Due to increased supply and the slowing of global growth, the price of Brent crude oil has fallen sharply to below US$50 per barrel.
According to the BBC, the price fell to $49.92 recently, the first time this has happened since 2009 when the world was in the firm grip of recession.
The price of oil has halved since June 2014 when it was recorded at $110 per barrel.
Prices are anticipated to fall further as North American shale producers carry on supplying increasing quantities of oil and gas.
Oil-producing group Opec has resisted calls for oil production cuts to support prices.
CMC Markets Analyst Michael Hewson, said: “With no sign that Opec will do anything about over-production, it seems likely that we could well see further declines towards $40 in the coming weeks.”

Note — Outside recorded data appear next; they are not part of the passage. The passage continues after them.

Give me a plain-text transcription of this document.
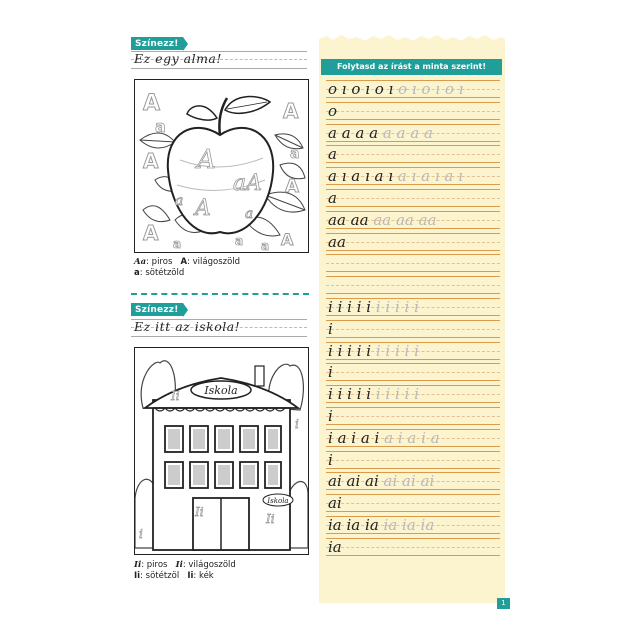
Színezz!
Ez egy alma!
A	A
A
A
A	A
a
a
a
a	a
A
aA
A
a
a
Aa: piros A: világoszöld
a: sötétzöld
Színezz!
Ez itt az iskola!
Iskola
Iskola
Ii
Ii	Ii
i
i
Ii: piros Ii: világoszöld
Ii: sötétzöl Ii: kék
Folytasd az írást a minta szerint!
o ı o ı o ı o ı o ı o ı
o
a a a a a a a a
a
a ı a ı a ı a ı a ı a ı
a
aa aa aa aa aa
aa
i i i i i i i i i i
i
i i i i i i i i i i
i
i i i i i i i i i i
i
i a i a i a i a i a
i
ai ai ai ai ai ai
ai
ia ia ia ia ia ia
ia
1
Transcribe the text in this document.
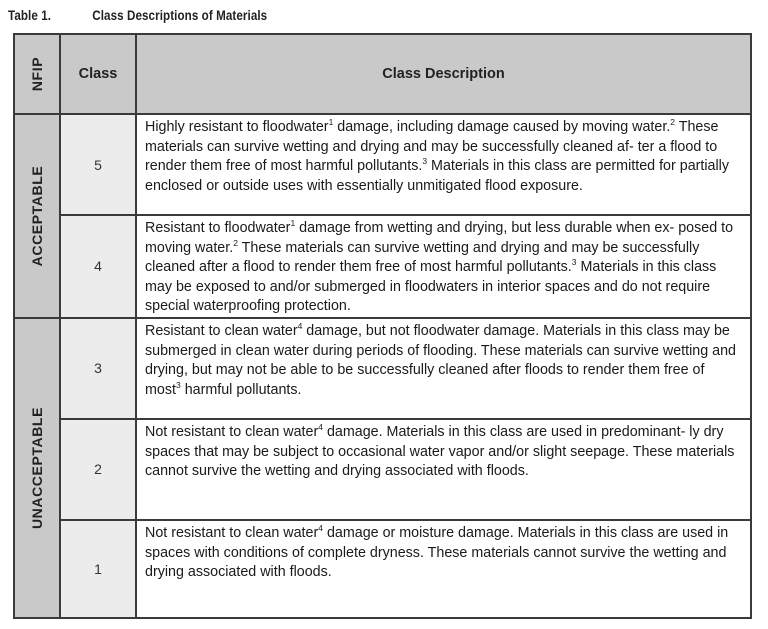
Table 1.	Class Descriptions of Materials
NFIP	Class	Class Description

ACCEPTABLE	5	Highly resistant to floodwater$^1$ damage, including damage caused by moving water.$^2$ These materials can survive wetting and drying and may be successfully cleaned af- ter a flood to render them free of most harmful pollutants.$^3$ Materials in this class are permitted for partially enclosed or outside uses with essentially unmitigated flood exposure.
	4	Resistant to floodwater$^1$ damage from wetting and drying, but less durable when ex- posed to moving water.$^2$ These materials can survive wetting and drying and may be successfully cleaned after a flood to render them free of most harmful pollutants.$^3$ Materials in this class may be exposed to and/or submerged in floodwaters in interior spaces and do not require special waterproofing protection.

UNACCEPTABLE	3	Resistant to clean water$^4$ damage, but not floodwater damage. Materials in this class may be submerged in clean water during periods of flooding. These materials can survive wetting and drying, but may not be able to be successfully cleaned after floods to render them free of most$^3$ harmful pollutants.
	2	Not resistant to clean water$^4$ damage. Materials in this class are used in predominant- ly dry spaces that may be subject to occasional water vapor and/or slight seepage. These materials cannot survive the wetting and drying associated with floods.
	1	Not resistant to clean water$^4$ damage or moisture damage. Materials in this class are used in spaces with conditions of complete dryness. These materials cannot survive the wetting and drying associated with floods.
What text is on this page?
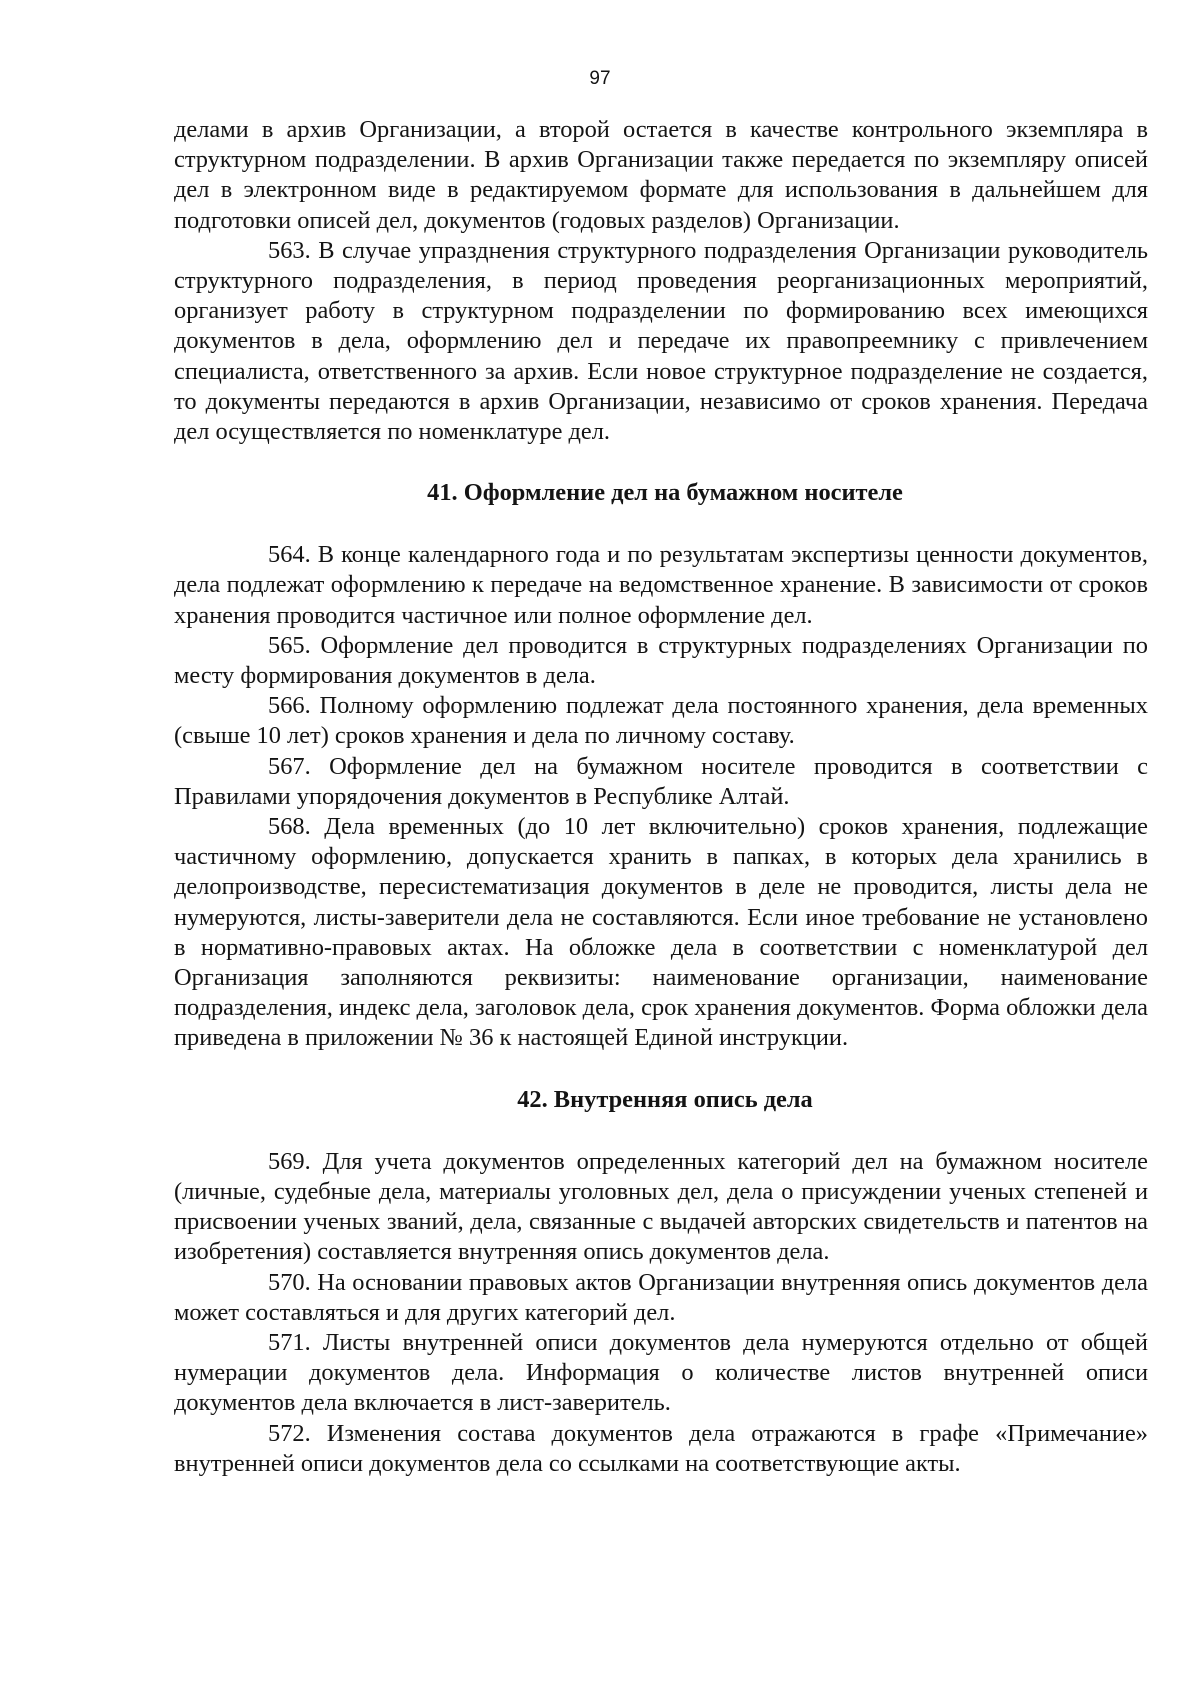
97

делами в архив Организации, а второй остается в качестве контрольного экземпляра в структурном подразделении. В архив Организации также передается по экземпляру описей дел в электронном виде в редактируемом формате для использования в дальнейшем для подготовки описей дел, документов (годовых разделов) Организации.

563. В случае упразднения структурного подразделения Организации руководитель структурного подразделения, в период проведения реорганизационных мероприятий, организует работу в структурном подразделении по формированию всех имеющихся документов в дела, оформлению дел и передаче их правопреемнику с привлечением специалиста, ответственного за архив. Если новое структурное подразделение не создается, то документы передаются в архив Организации, независимо от сроков хранения. Передача дел осуществляется по номенклатуре дел.

41. Оформление дел на бумажном носителе

564. В конце календарного года и по результатам экспертизы ценности документов, дела подлежат оформлению к передаче на ведомственное хранение. В зависимости от сроков хранения проводится частичное или полное оформление дел.

565. Оформление дел проводится в структурных подразделениях Организации по месту формирования документов в дела.

566. Полному оформлению подлежат дела постоянного хранения, дела временных (свыше 10 лет) сроков хранения и дела по личному составу.

567. Оформление дел на бумажном носителе проводится в соответствии с Правилами упорядочения документов в Республике Алтай.

568. Дела временных (до 10 лет включительно) сроков хранения, подлежащие частичному оформлению, допускается хранить в папках, в которых дела хранились в делопроизводстве, пересистематизация документов в деле не проводится, листы дела не нумеруются, листы-заверители дела не составляются. Если иное требование не установлено в нормативно-правовых актах. На обложке дела в соответствии с номенклатурой дел Организация заполняются реквизиты: наименование организации, наименование подразделения, индекс дела, заголовок дела, срок хранения документов. Форма обложки дела приведена в приложении № 36 к настоящей Единой инструкции.

42. Внутренняя опись дела

569. Для учета документов определенных категорий дел на бумажном носителе (личные, судебные дела, материалы уголовных дел, дела о присуждении ученых степеней и присвоении ученых званий, дела, связанные с выдачей авторских свидетельств и патентов на изобретения) составляется внутренняя опись документов дела.

570. На основании правовых актов Организации внутренняя опись документов дела может составляться и для других категорий дел.

571. Листы внутренней описи документов дела нумеруются отдельно от общей нумерации документов дела. Информация о количестве листов внутренней описи документов дела включается в лист-заверитель.

572. Изменения состава документов дела отражаются в графе «Примечание» внутренней описи документов дела со ссылками на соответствующие акты.
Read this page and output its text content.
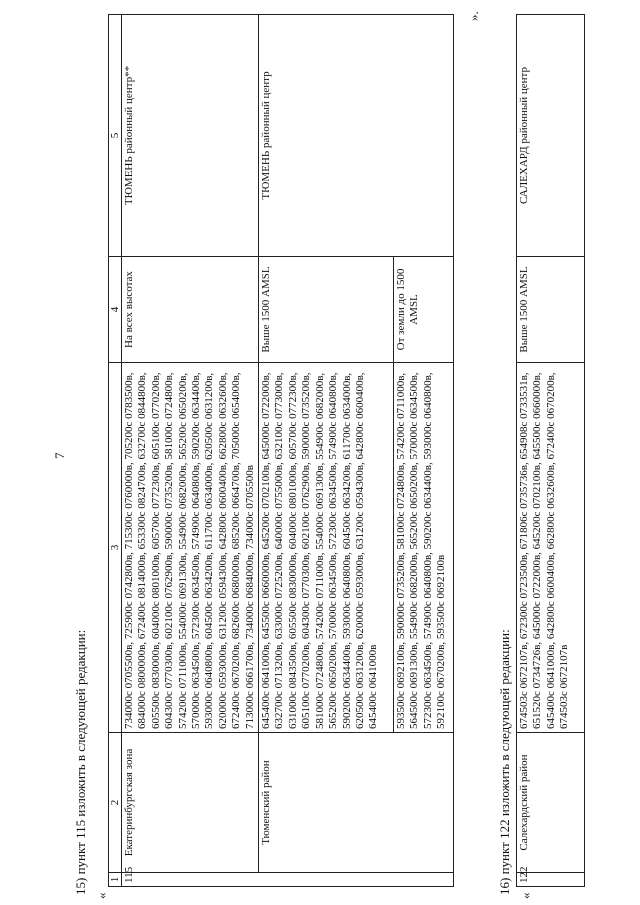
7
15) пункт 115 изложить в следующей редакции:
«
1	2	3	4	5
115	Екатеринбургская зона	734000с 0705500в, 725900с 0742800в, 715300с 0760000в, 705200с 0783500в, 684000с 0800000в, 672400с 0814000в, 653300с 0824700в, 632700с 0844800в, 605500с 0830000в, 604000с 0801000в, 605700с 0772300в, 605100с 0770200в, 604300с 0770300в, 602100с 0762900в, 590000с 0735200в, 581000с 0724800в, 574200с 0711000в, 554000с 0691300в, 554900с 0682000в, 565200с 0650200в, 570000с 0634500в, 572300с 0634500в, 574900с 0640800в, 590200с 0634400в, 593000с 0640800в, 604500с 0634200в, 611700с 0634000в, 620500с 0631200в, 620000с 0593000в, 631200с 0594300в, 642800с 0600400в, 662800с 0632600в, 672400с 0670200в, 682600с 0680000в, 685200с 0664700в, 705000с 0654000в, 713000с 0661700в, 734000с 0684000в, 734000с 0705500в	На всех высотах	ТЮМЕНЬ районный центр**
	Тюменский район	645400с 0641000в, 645500с 0660000в, 645200с 0702100в, 645000с 0722000в, 632700с 0713200в, 633000с 0725200в, 640000с 0755000в, 632100с 0773000в, 631000с 0843500в, 605500с 0830000в, 604000с 0801000в, 605700с 0772300в, 605100с 0770200в, 604300с 0770300в, 602100с 0762900в, 590000с 0735200в, 581000с 0724800в, 574200с 0711000в, 554000с 0691300в, 554900с 0682000в, 565200с 0650200в, 570000с 0634500в, 572300с 0634500в, 574900с 0640800в, 590200с 0634400в, 593000с 0640800в, 604500с 0634200в, 611700с 0634000в, 620500с 0631200в, 620000с 0593000в, 631200с 0594300в, 642800с 0600400в, 645400с 0641000в	Выше 1500 AMSL	ТЮМЕНЬ районный центр
		593500с 0692100в, 590000с 0735200в, 581000с 0724800в, 574200с 0711000в, 564500с 0691300в, 554900с 0682000в, 565200с 0650200в, 570000с 0634500в, 572300с 0634500в, 574900с 0640800в, 590200с 0634400в, 593000с 0640800в, 592100с 0670200в, 593500с 0692100в	От земли до 1500 AMSL	
».
16) пункт 122 изложить в следующей редакции:
«
122	Салехардский район	674503с 0672107в, 672300с 0723500в, 671806с 0735736в, 654908с 0733531в, 651520с 0734726в, 645000с 0722000в, 645200с 0702100в, 645500с 0660000в, 645400с 0641000в, 642800с 0600400в, 662800с 0632600в, 672400с 0670200в, 674503с 0672107в	Выше 1500 AMSL	САЛЕХАРД районный центр
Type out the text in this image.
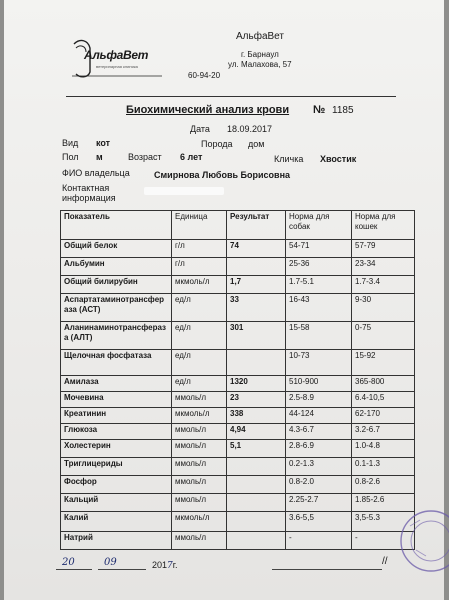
АльфаВет
ветеринарная клиника
АльфаВет
г. Барнаул
ул. Малахова, 57
60-94-20
Биохимический анализ крови № 1185
Дата 18.09.2017
Вид кот	Порода дом
Пол м	Возраст 6 лет	Кличка Хвостик
ФИО владельца	Смирнова Любовь Борисовна
Контактная
информация
Показатель	Единица	Результат	Норма для собак	Норма для кошек
Общий белок	г/л	74	54-71	57-79
Альбумин	г/л		25-36	23-34
Общий билирубин	мкмоль/л	1,7	1.7-5.1	1.7-3.4
Аспартатаминотрансфераза (АСТ)	ед/л	33	16-43	9-30
Аланинаминотрансфераза (АЛТ)	ед/л	301	15-58	0-75
Щелочная фосфатаза	ед/л		10-73	15-92
Амилаза	ед/л	1320	510-900	365-800
Мочевина	ммоль/л	23	2.5-8.9	6.4-10,5
Креатинин	мкмоль/л	338	44-124	62-170
Глюкоза	ммоль/л	4,94	4.3-6.7	3.2-6.7
Холестерин	ммоль/л	5,1	2.8-6.9	1.0-4.8
Триглицериды	ммоль/л		0.2-1.3	0.1-1.3
Фосфор	ммоль/л		0.8-2.0	0.8-2.6
Кальций	ммоль/л		2.25-2.7	1.85-2.6
Калий	мкмоль/л		3.6-5,5	3,5-5.3
Натрий	ммоль/л		-	-
20	09	2017г.	//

Gulf economies are said to be spending money on oil regardless in a bid to continue their economic growth, to the point of a potential deficit.
Iain Armstrong, Oil Market Analyst at investment management firm Brewin Dolphin, said: “All the net exporters of oil are the ones that are suffering at the moment.
“Unless you're lucky enough to be tied to the dollar, your currency is going to be in big trouble, i.e. just like Russia.”
Commenting on the benefits this could have on consumers, British Chancellor George Osborne tweeted that it is “vital this is passed on to families at petrol pumps, through utility bills and air fares”.